= Ensemble Matheus =

French baroque orchestra

Ensemble Matheus is a French baroque orchestra. Based in Brittany, the ensemble gives concerts in a number of French cities, including Brest at Le Quartz, where it has enjoyed a residency since 1996, Vannes (Théâtre Anne de Bretagne), and Plougonvelin (Espace Keraudy). The ensemble receives funding from the Conseil Régional de Bretagne (Regional Council of Brittany), Conseil Général du Finistère, the city of Brest, the Ministère de la Culture et de la Communication - Direction Régionale des Affaires Culturelles (DRAC) Bretagne (Ministry of Culture and Communication - Regional Directorate of Cultural Affairs Brittany), the Société Inter Parfums, and the Mécénat Musical Société Générale.

The Ensemble Matheus was founded in 1991 with the members of the Quatuor Matheus (Matheus Quartet), Jean-Christophe Spinosi, Laurence Paugam, Françoise Paugam, and Thierry Runarvot, as the core of the ensemble, and with Spinosi as artistic leader. Whilst the ensemble has a primary focus on baroque music, it also performs works from the 19th and 20th centuries, expanding the ensemble as needed. In addition to concert work, the ensemble has been the opera orchestra for productions at such venues and companies as the Théâtre des Champs-Élysées, Théâtre du Châtelet, the Opéra de Paris and the Opéra de Nice. The ensemble began a regular residency at the Théâtre du Châtelet in 2007. Outside France, the ensemble has performed in opera productions in such cities as Bilbao and Oslo.

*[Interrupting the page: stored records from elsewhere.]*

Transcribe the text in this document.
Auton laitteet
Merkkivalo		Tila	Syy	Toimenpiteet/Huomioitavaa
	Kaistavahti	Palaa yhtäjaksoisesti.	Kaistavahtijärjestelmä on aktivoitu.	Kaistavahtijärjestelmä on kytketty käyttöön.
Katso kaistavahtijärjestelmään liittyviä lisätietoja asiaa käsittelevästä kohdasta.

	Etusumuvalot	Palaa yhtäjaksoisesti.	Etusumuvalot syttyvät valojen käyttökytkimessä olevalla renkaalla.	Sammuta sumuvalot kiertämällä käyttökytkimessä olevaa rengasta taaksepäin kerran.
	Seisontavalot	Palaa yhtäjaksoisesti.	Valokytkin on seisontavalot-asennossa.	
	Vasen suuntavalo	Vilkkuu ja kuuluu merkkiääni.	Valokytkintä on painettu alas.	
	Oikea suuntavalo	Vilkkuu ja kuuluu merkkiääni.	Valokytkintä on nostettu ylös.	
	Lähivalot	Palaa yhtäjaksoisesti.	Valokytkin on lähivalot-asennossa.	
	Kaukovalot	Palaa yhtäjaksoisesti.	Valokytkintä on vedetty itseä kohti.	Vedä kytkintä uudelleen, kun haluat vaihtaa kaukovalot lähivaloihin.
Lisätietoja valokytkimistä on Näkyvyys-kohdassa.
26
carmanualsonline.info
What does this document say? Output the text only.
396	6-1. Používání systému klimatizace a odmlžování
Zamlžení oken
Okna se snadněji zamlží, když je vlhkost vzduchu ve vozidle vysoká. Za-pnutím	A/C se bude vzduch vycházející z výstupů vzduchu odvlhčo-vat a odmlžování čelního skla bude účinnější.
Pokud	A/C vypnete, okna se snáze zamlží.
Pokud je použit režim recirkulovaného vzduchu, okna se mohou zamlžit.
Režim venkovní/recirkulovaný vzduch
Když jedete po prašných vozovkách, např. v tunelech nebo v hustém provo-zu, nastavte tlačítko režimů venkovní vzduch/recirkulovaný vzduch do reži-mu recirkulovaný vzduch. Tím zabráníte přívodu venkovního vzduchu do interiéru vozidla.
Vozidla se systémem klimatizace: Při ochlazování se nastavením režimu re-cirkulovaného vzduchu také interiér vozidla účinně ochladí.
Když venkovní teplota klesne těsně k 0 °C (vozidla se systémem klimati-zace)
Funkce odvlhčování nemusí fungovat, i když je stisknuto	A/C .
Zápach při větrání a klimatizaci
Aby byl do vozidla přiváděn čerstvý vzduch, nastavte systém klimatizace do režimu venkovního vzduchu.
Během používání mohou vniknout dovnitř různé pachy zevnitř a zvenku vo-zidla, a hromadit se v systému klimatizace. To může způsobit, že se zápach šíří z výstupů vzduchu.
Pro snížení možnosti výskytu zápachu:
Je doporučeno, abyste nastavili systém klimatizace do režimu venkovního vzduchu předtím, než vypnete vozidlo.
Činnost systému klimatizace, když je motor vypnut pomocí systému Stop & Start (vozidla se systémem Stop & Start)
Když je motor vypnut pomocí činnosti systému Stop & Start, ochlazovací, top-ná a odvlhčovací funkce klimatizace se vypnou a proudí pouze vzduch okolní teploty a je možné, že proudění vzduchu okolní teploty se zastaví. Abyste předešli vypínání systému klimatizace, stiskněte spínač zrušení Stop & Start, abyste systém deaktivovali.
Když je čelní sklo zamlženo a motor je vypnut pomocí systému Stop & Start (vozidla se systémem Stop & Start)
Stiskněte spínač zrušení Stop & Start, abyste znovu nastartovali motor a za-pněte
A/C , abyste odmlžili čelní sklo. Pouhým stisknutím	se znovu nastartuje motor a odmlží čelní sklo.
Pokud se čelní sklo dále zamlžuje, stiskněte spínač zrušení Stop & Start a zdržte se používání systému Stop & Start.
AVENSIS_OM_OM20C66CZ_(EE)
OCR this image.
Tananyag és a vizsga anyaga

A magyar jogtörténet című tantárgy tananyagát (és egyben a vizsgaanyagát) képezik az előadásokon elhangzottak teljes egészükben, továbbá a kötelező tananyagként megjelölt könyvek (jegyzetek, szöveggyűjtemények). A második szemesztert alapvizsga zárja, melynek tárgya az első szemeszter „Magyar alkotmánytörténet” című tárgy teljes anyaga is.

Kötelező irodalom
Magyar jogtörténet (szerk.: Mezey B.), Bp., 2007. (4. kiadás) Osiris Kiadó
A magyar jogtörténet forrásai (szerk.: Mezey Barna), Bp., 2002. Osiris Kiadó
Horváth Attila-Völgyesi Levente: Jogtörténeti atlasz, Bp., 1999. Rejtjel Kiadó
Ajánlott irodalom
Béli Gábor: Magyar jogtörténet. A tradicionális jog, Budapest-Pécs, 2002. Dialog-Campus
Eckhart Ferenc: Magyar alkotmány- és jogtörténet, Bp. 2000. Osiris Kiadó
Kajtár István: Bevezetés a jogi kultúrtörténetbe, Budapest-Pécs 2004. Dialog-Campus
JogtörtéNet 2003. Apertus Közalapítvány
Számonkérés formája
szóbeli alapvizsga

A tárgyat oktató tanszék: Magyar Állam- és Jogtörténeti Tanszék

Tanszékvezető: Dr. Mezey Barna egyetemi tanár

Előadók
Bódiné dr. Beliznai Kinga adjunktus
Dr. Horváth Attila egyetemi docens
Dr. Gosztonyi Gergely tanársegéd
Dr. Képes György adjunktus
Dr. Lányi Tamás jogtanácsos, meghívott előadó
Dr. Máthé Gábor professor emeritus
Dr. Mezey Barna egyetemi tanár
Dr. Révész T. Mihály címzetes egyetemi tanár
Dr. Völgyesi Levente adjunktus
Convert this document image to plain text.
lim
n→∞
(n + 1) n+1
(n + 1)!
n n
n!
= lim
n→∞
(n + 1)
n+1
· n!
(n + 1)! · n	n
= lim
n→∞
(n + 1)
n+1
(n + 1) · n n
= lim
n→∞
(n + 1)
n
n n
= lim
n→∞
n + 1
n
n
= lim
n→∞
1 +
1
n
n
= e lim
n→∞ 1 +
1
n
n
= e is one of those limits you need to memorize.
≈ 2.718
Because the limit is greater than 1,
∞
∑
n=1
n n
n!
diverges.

In the US, the Ensemble Matheus first performed at Carnegie Hall in February 2008. In the UK, the ensemble first appeared at The Proms in September 2010. The ensemble regularly collaborates with individual artists such as Philippe Jaroussky and Marie-Nicole Lemieux.

The Ensemble Matheus has recorded commercially for the Naïve and Virgin Classics labels. The Ensemble Matheus has served as the featured instrumental ensemble in CD recordings of operas such as Vivaldi's La verità in cimento, Orlando furioso, Griselda, and La fida ninfa, and on DVD in a production of Rossini's La pietra del paragone.